As much as I love lifting, working out and trying to be a beast every day, the one thing that annoys me is the disparity between the amount of time it takes to make gains and the amount of time it takes to lose those gains. It can (seemingly) take f-o-r-e-v-e-r to add five measly pounds to my overhead press or another rep to my pull up max. But if I take a mere two weeks off, BAM. I’m back to square one. Bugger.
Dan John said, “If it’s important, do it everyday.” So, if a certain exercise is important to you, say squatting, do it every day. I’m not saying do all-out-balls-to-the-wall effort every day, but get some semblance of the movement in. For example, Steve will goblet squat every day (along with his normal training volume of squatting with barbells and heavier weights 1-2x/week). He will goblet squat a lighter weight every day, and you know what? His hip mobility, erector strength and his overall squat pattern has improved significantly over the past year.
Look at that depth! (pretty good with 315 on the bar…)
I’ve got some ideas in this post about what women, specifically, should do every day (or mostly every day). You don’t have to choose these but they are exercises I’ve found through my own training and working with women over the years that typically pose difficulties mastering and maintaining.
Pull ups/Chin ups:
I’ve written about them before and I know I struggle with maintaining my pull-upping ability. If I take them out of my training cycle for even just 2-3 weeks, my total number I can perform goes down and the effort to do just a few skyrockets (or at least, it feels like it). Therefore, I do pull/chin ups 2-3x/week in my training sessions and then I try to do at least 5-10 throughout my day on the other days of the week. Practice makes permanent, so if you want to have the permanent ability to do pull ups, do them all the time.
Push ups:
It’s important to be able to do solid push ups. Being able to do perfect pushups indicates that you have pretty decent upper body strength, core strength and stability and the ability not to look like a spasming fish on the floor. Besides, most folks don’t expect women to bust out push ups like it’s their job; prove them wrong.
Overhead Pressing:
Push something up over your head as often as possible. I have an overhead carry in my warm up so even if I’m not actually overhead pressing in my workout, I still have some stimulation to my shoulder stabilizers and arms to maintain a weight over head. This area is where, I think, most women are terribly (and in my case, embarrassingly weak. If for no other reason than to be able to put a heavy box on a high shelf or pick your kid up over your head. Like the push up, being able to push something over your head results in greater upper body strength and core stability.

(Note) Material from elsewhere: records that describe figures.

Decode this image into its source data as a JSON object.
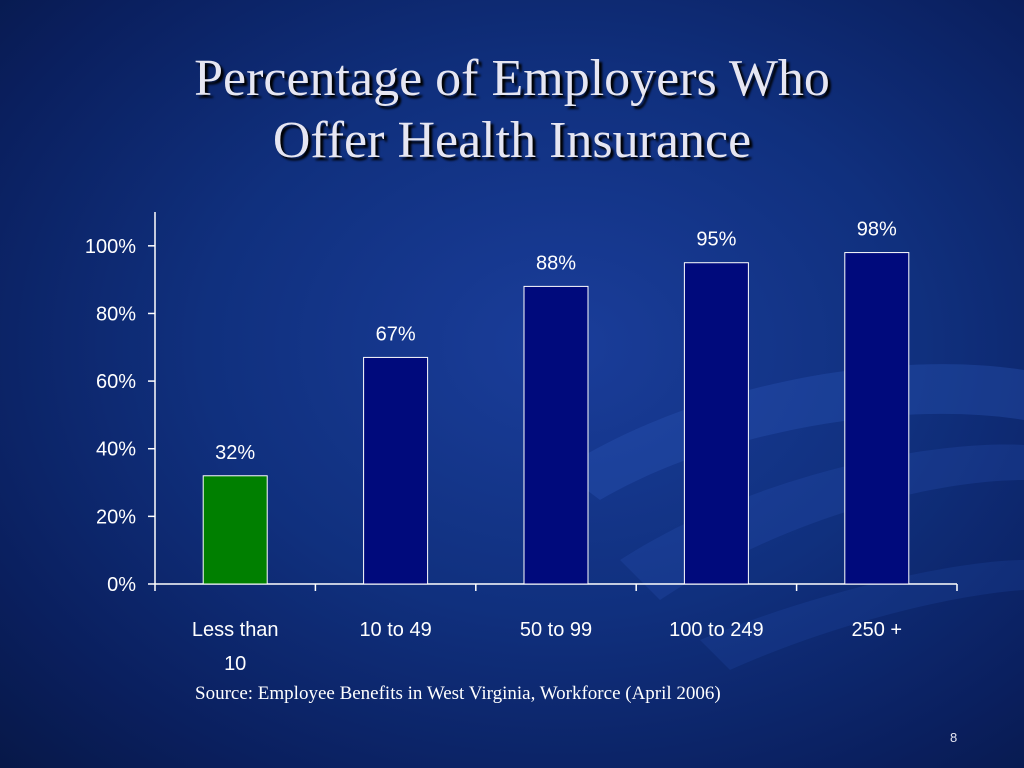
{
  "slide": {
    "title": "Percentage of Employers Who\nOffer Health Insurance",
    "source": "Source: Employee Benefits in West Virginia, Workforce (April 2006)",
    "page_number": "8"
  },
  "colors": {
    "background": "#10307e",
    "bar_default": "#000a7c",
    "bar_highlight": "#007f00",
    "bar_stroke": "#ffffff",
    "axis": "#ffffff"
  },
  "chart_data": {
    "type": "bar",
    "title": "",
    "xlabel": "",
    "ylabel": "",
    "categories": [
      "Less than 10",
      "10 to 49",
      "50 to 99",
      "100 to 249",
      "250 +"
    ],
    "category_lines": [
      [
        "Less than",
        "10"
      ],
      [
        "10 to 49"
      ],
      [
        "50 to 99"
      ],
      [
        "100 to 249"
      ],
      [
        "250 +"
      ]
    ],
    "values": [
      32,
      67,
      88,
      95,
      98
    ],
    "data_labels": [
      "32%",
      "67%",
      "88%",
      "95%",
      "98%"
    ],
    "highlight_index": 0,
    "ylim": [
      0,
      110
    ],
    "yticks": [
      0,
      20,
      40,
      60,
      80,
      100
    ],
    "ytick_labels": [
      "0%",
      "20%",
      "40%",
      "60%",
      "80%",
      "100%"
    ],
    "grid": false,
    "legend": "none"
  }
}
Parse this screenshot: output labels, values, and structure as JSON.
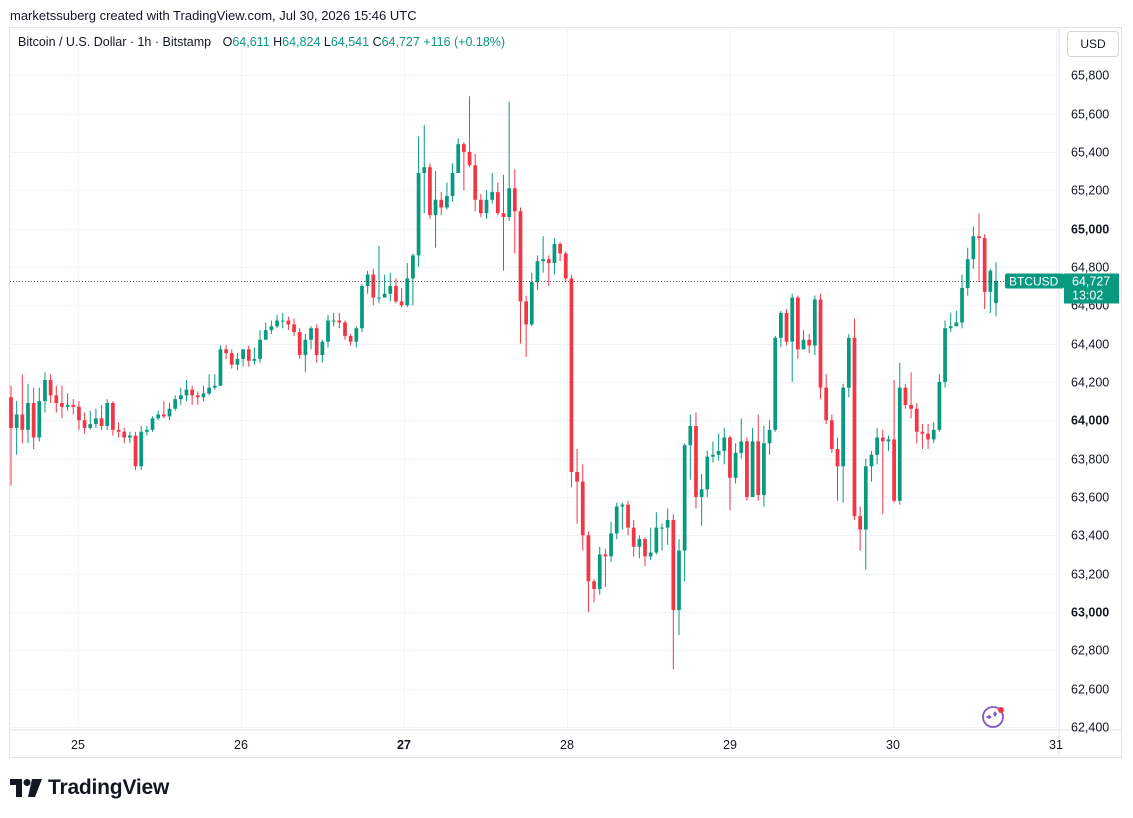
{
  "header": {
    "caption": "marketssuberg created with TradingView.com, Jul 30, 2026 15:46 UTC"
  },
  "legend": {
    "symbol": "Bitcoin / U.S. Dollar · 1h · Bitstamp",
    "open_label": "O",
    "open": "64,611",
    "high_label": "H",
    "high": "64,824",
    "low_label": "L",
    "low": "64,541",
    "close_label": "C",
    "close": "64,727",
    "change": "+116 (+0.18%)"
  },
  "currency_button": "USD",
  "price_tag": {
    "ticker": "BTCUSD",
    "price": "64,727",
    "countdown": "13:02"
  },
  "footer": {
    "brand": "TradingView"
  },
  "colors": {
    "up": "#089981",
    "down": "#f23645",
    "grid": "#f0f3fa",
    "text": "#131722",
    "tag": "#089981"
  },
  "icons": {
    "logo": "tradingview-logo-icon",
    "assistant": "sparkle-assistant-icon"
  },
  "chart_data": {
    "type": "candlestick",
    "ylim": [
      62400,
      65800
    ],
    "y_ticks": [
      62400,
      62600,
      62800,
      63000,
      63200,
      63400,
      63600,
      63800,
      64000,
      64200,
      64400,
      64600,
      64800,
      65000,
      65200,
      65400,
      65600,
      65800
    ],
    "y_tick_labels": [
      "62,400",
      "62,600",
      "62,800",
      "63,000",
      "63,200",
      "63,400",
      "63,600",
      "63,800",
      "64,000",
      "64,200",
      "64,400",
      "64,600",
      "64,800",
      "65,000",
      "65,200",
      "65,400",
      "65,600",
      "65,800"
    ],
    "y_bold_ticks": [
      63000,
      64000,
      65000
    ],
    "x_tick_labels": [
      "25",
      "26",
      "27",
      "28",
      "29",
      "30",
      "31"
    ],
    "x_bold_ticks": [
      "27"
    ],
    "last_price": 64727,
    "candles": [
      [
        64120,
        63960,
        64180,
        63660
      ],
      [
        63960,
        64030,
        64100,
        63820
      ],
      [
        64030,
        63950,
        64240,
        63880
      ],
      [
        63950,
        64090,
        64190,
        63880
      ],
      [
        64090,
        63910,
        64170,
        63850
      ],
      [
        63910,
        64100,
        64170,
        63890
      ],
      [
        64100,
        64210,
        64250,
        64040
      ],
      [
        64210,
        64130,
        64240,
        64090
      ],
      [
        64130,
        64090,
        64180,
        64040
      ],
      [
        64090,
        64070,
        64180,
        64010
      ],
      [
        64070,
        64080,
        64140,
        64050
      ],
      [
        64080,
        64070,
        64110,
        64030
      ],
      [
        64070,
        64000,
        64100,
        63950
      ],
      [
        64000,
        63960,
        64040,
        63930
      ],
      [
        63960,
        63980,
        64050,
        63950
      ],
      [
        63980,
        64010,
        64060,
        63960
      ],
      [
        64010,
        63970,
        64080,
        63950
      ],
      [
        63970,
        64090,
        64110,
        63950
      ],
      [
        64090,
        63950,
        64100,
        63920
      ],
      [
        63950,
        63940,
        63990,
        63910
      ],
      [
        63940,
        63910,
        63960,
        63880
      ],
      [
        63910,
        63920,
        63940,
        63880
      ],
      [
        63920,
        63760,
        63940,
        63740
      ],
      [
        63760,
        63940,
        63970,
        63740
      ],
      [
        63940,
        63950,
        63970,
        63920
      ],
      [
        63950,
        64010,
        64020,
        63940
      ],
      [
        64010,
        64030,
        64050,
        64000
      ],
      [
        64030,
        64020,
        64100,
        64010
      ],
      [
        64020,
        64060,
        64090,
        64000
      ],
      [
        64060,
        64110,
        64130,
        64050
      ],
      [
        64110,
        64130,
        64170,
        64080
      ],
      [
        64130,
        64160,
        64210,
        64100
      ],
      [
        64160,
        64130,
        64180,
        64080
      ],
      [
        64130,
        64120,
        64150,
        64080
      ],
      [
        64120,
        64140,
        64180,
        64100
      ],
      [
        64140,
        64170,
        64240,
        64130
      ],
      [
        64170,
        64180,
        64240,
        64160
      ],
      [
        64180,
        64370,
        64390,
        64180
      ],
      [
        64370,
        64350,
        64390,
        64320
      ],
      [
        64350,
        64290,
        64370,
        64270
      ],
      [
        64290,
        64320,
        64350,
        64260
      ],
      [
        64320,
        64370,
        64360,
        64280
      ],
      [
        64370,
        64310,
        64390,
        64280
      ],
      [
        64310,
        64320,
        64380,
        64290
      ],
      [
        64320,
        64420,
        64470,
        64300
      ],
      [
        64420,
        64470,
        64510,
        64420
      ],
      [
        64470,
        64490,
        64520,
        64450
      ],
      [
        64490,
        64520,
        64550,
        64480
      ],
      [
        64520,
        64520,
        64560,
        64480
      ],
      [
        64520,
        64500,
        64540,
        64470
      ],
      [
        64500,
        64460,
        64530,
        64440
      ],
      [
        64460,
        64340,
        64480,
        64320
      ],
      [
        64340,
        64420,
        64450,
        64250
      ],
      [
        64420,
        64480,
        64490,
        64370
      ],
      [
        64480,
        64340,
        64500,
        64300
      ],
      [
        64340,
        64410,
        64420,
        64300
      ],
      [
        64410,
        64520,
        64550,
        64380
      ],
      [
        64520,
        64520,
        64560,
        64490
      ],
      [
        64520,
        64510,
        64560,
        64480
      ],
      [
        64510,
        64440,
        64520,
        64420
      ],
      [
        64440,
        64410,
        64450,
        64390
      ],
      [
        64410,
        64480,
        64490,
        64380
      ],
      [
        64480,
        64700,
        64710,
        64460
      ],
      [
        64700,
        64760,
        64780,
        64660
      ],
      [
        64760,
        64640,
        64790,
        64600
      ],
      [
        64640,
        64640,
        64910,
        64610
      ],
      [
        64640,
        64660,
        64760,
        64640
      ],
      [
        64660,
        64700,
        64770,
        64620
      ],
      [
        64700,
        64620,
        64740,
        64610
      ],
      [
        64620,
        64600,
        64690,
        64590
      ],
      [
        64600,
        64740,
        64820,
        64590
      ],
      [
        64740,
        64860,
        64870,
        64600
      ],
      [
        64860,
        65290,
        65480,
        64800
      ],
      [
        65290,
        65320,
        65540,
        65080
      ],
      [
        65320,
        65070,
        65340,
        65050
      ],
      [
        65070,
        65150,
        65300,
        64900
      ],
      [
        65150,
        65110,
        65190,
        65070
      ],
      [
        65110,
        65170,
        65240,
        65100
      ],
      [
        65170,
        65290,
        65340,
        65140
      ],
      [
        65290,
        65440,
        65470,
        65290
      ],
      [
        65440,
        65400,
        65450,
        65200
      ],
      [
        65400,
        65330,
        65690,
        65320
      ],
      [
        65330,
        65150,
        65390,
        65090
      ],
      [
        65150,
        65080,
        65180,
        65060
      ],
      [
        65080,
        65150,
        65200,
        65050
      ],
      [
        65150,
        65190,
        65290,
        65130
      ],
      [
        65190,
        65080,
        65240,
        65070
      ],
      [
        65080,
        65060,
        65280,
        64780
      ],
      [
        65060,
        65210,
        65660,
        65040
      ],
      [
        65210,
        65090,
        65310,
        64870
      ],
      [
        65090,
        64620,
        65110,
        64400
      ],
      [
        64620,
        64500,
        64650,
        64330
      ],
      [
        64500,
        64720,
        64770,
        64490
      ],
      [
        64720,
        64830,
        64860,
        64680
      ],
      [
        64830,
        64840,
        64960,
        64770
      ],
      [
        64840,
        64820,
        64860,
        64700
      ],
      [
        64820,
        64920,
        64950,
        64760
      ],
      [
        64920,
        64870,
        64930,
        64830
      ],
      [
        64870,
        64740,
        64880,
        64720
      ],
      [
        64740,
        63730,
        64760,
        63650
      ],
      [
        63730,
        63680,
        63850,
        63460
      ],
      [
        63680,
        63400,
        63770,
        63320
      ],
      [
        63400,
        63160,
        63420,
        63000
      ],
      [
        63160,
        63120,
        63170,
        63050
      ],
      [
        63120,
        63300,
        63340,
        63090
      ],
      [
        63300,
        63290,
        63330,
        63130
      ],
      [
        63290,
        63410,
        63470,
        63260
      ],
      [
        63410,
        63550,
        63570,
        63380
      ],
      [
        63550,
        63560,
        63570,
        63430
      ],
      [
        63560,
        63440,
        63580,
        63400
      ],
      [
        63440,
        63340,
        63480,
        63290
      ],
      [
        63340,
        63380,
        63400,
        63280
      ],
      [
        63380,
        63290,
        63390,
        63240
      ],
      [
        63290,
        63310,
        63440,
        63270
      ],
      [
        63310,
        63440,
        63520,
        63300
      ],
      [
        63440,
        63440,
        63460,
        63320
      ],
      [
        63440,
        63480,
        63540,
        63350
      ],
      [
        63480,
        63010,
        63510,
        62700
      ],
      [
        63010,
        63320,
        63380,
        62880
      ],
      [
        63320,
        63870,
        63880,
        63160
      ],
      [
        63870,
        63970,
        64030,
        63690
      ],
      [
        63970,
        63600,
        64040,
        63540
      ],
      [
        63600,
        63640,
        63720,
        63450
      ],
      [
        63640,
        63810,
        63840,
        63600
      ],
      [
        63810,
        63820,
        63890,
        63780
      ],
      [
        63820,
        63840,
        63930,
        63790
      ],
      [
        63840,
        63910,
        63960,
        63770
      ],
      [
        63910,
        63700,
        63920,
        63530
      ],
      [
        63700,
        63830,
        63880,
        63670
      ],
      [
        63830,
        63890,
        64010,
        63800
      ],
      [
        63890,
        63600,
        63910,
        63580
      ],
      [
        63600,
        63890,
        63960,
        63610
      ],
      [
        63890,
        63610,
        64030,
        63580
      ],
      [
        63610,
        63880,
        63970,
        63550
      ],
      [
        63880,
        63950,
        64000,
        63820
      ],
      [
        63950,
        64430,
        64440,
        63940
      ],
      [
        64430,
        64560,
        64570,
        64380
      ],
      [
        64560,
        64410,
        64580,
        64390
      ],
      [
        64410,
        64640,
        64660,
        64200
      ],
      [
        64640,
        64370,
        64650,
        64320
      ],
      [
        64370,
        64420,
        64470,
        64370
      ],
      [
        64420,
        64390,
        64450,
        64350
      ],
      [
        64390,
        64630,
        64650,
        64340
      ],
      [
        64630,
        64170,
        64660,
        64110
      ],
      [
        64170,
        64000,
        64240,
        63980
      ],
      [
        64000,
        63850,
        64030,
        63830
      ],
      [
        63850,
        63760,
        63910,
        63580
      ],
      [
        63760,
        64170,
        64190,
        63570
      ],
      [
        64170,
        64430,
        64450,
        64120
      ],
      [
        64430,
        63500,
        64530,
        63480
      ],
      [
        63500,
        63430,
        63550,
        63320
      ],
      [
        63430,
        63760,
        63800,
        63220
      ],
      [
        63760,
        63820,
        63840,
        63680
      ],
      [
        63820,
        63910,
        63960,
        63770
      ],
      [
        63910,
        63890,
        63950,
        63510
      ],
      [
        63890,
        63900,
        63920,
        63840
      ],
      [
        63900,
        63580,
        64210,
        63570
      ],
      [
        63580,
        64170,
        64300,
        63560
      ],
      [
        64170,
        64080,
        64190,
        64060
      ],
      [
        64080,
        64060,
        64250,
        64010
      ],
      [
        64060,
        63940,
        64090,
        63880
      ],
      [
        63940,
        63930,
        63980,
        63850
      ],
      [
        63930,
        63900,
        63980,
        63850
      ],
      [
        63900,
        63950,
        63990,
        63880
      ],
      [
        63950,
        64200,
        64240,
        63940
      ],
      [
        64200,
        64480,
        64520,
        64170
      ],
      [
        64480,
        64490,
        64560,
        64460
      ],
      [
        64490,
        64510,
        64570,
        64500
      ],
      [
        64510,
        64690,
        64760,
        64480
      ],
      [
        64690,
        64840,
        64900,
        64650
      ],
      [
        64840,
        64960,
        65010,
        64790
      ],
      [
        64960,
        64950,
        65080,
        64720
      ],
      [
        64950,
        64670,
        64970,
        64580
      ],
      [
        64670,
        64780,
        64790,
        64560
      ],
      [
        64611,
        64727,
        64824,
        64541
      ]
    ]
  }
}
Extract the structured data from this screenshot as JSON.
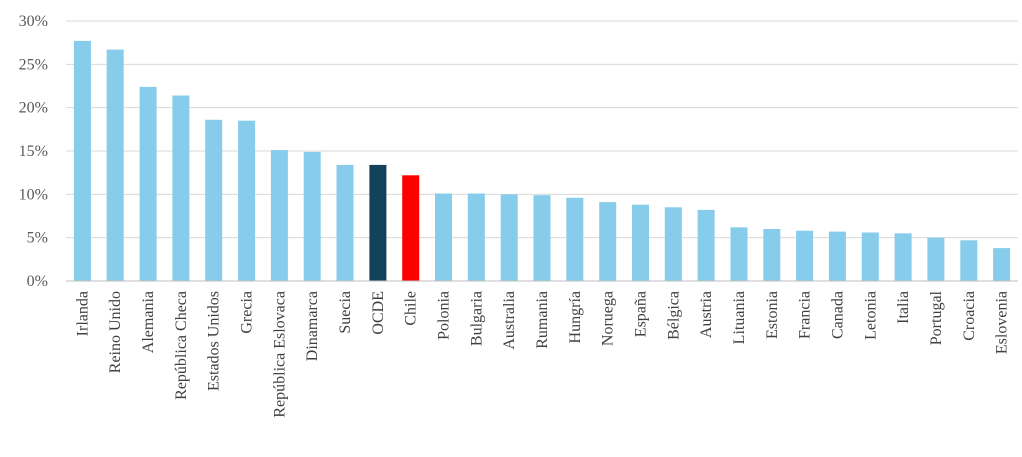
{
  "chart_data": {
    "type": "bar",
    "title": "",
    "xlabel": "",
    "ylabel": "",
    "ylim": [
      0,
      30
    ],
    "yticks": [
      "0%",
      "5%",
      "10%",
      "15%",
      "20%",
      "25%",
      "30%"
    ],
    "grid": true,
    "categories": [
      "Irlanda",
      "Reino Unido",
      "Alemania",
      "República Checa",
      "Estados Unidos",
      "Grecia",
      "República Eslovaca",
      "Dinamarca",
      "Suecia",
      "OCDE",
      "Chile",
      "Polonia",
      "Bulgaria",
      "Australia",
      "Rumania",
      "Hungría",
      "Noruega",
      "España",
      "Bélgica",
      "Austria",
      "Lituania",
      "Estonia",
      "Francia",
      "Canada",
      "Letonia",
      "Italia",
      "Portugal",
      "Croacia",
      "Eslovenia"
    ],
    "values": [
      27.7,
      26.7,
      22.4,
      21.4,
      18.6,
      18.5,
      15.1,
      14.9,
      13.4,
      13.4,
      12.2,
      10.1,
      10.1,
      10.0,
      9.9,
      9.6,
      9.1,
      8.8,
      8.5,
      8.2,
      6.2,
      6.0,
      5.8,
      5.7,
      5.6,
      5.5,
      5.0,
      4.7,
      3.8
    ],
    "colors": {
      "default": "#87cceb",
      "OCDE": "#12415a",
      "Chile": "#ff0000"
    }
  }
}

(anyone noticing a theme here? Typically the stuff we’re bad at, we should do more often…)
Single-leg work:
Preferably an exercise that targets the posterior chain like a single-leg RDL, step-back lunge or single leg glute bridge Women, myself included, often have pretty decent lower body strength relative to their body weight. Buuuut, we tend to be very quad-dominant (aka, weak butt and hamstrings which = ouchie knees) so we need to EVERY DAY (I’m not kidding) utilize an exercise that a) works on our stabilizers for our hips and knees (which conveniently a single-leg stance tends to do) and b) train our glutes/hamstrings to keep our knees and lower backs healthy. The above mentioned exercises fit the bill.
Swings:
Why? Because EVERYONE needs to swing more. Do it, your body will be happy. You’ll be leaner, cardiovascularly fit (I want someone to do 20 swings with a heavy bell and tell me it’s not cardio…), stronger overall (butt, hamstrings, upper back, grip… the list carries on) and more awesome.
While the list is not exhaustive, these are the handful of exercises that I always keep in my program and in the programs of the lady clientele at SAPT. Again, you don’t have to train these in particular, in fact, I challenge you to find an exercise you want to be good at and get good at it. How? Start off small, just one or two reps a day and go from there.
This would be a good way at getting good at climbing ropes.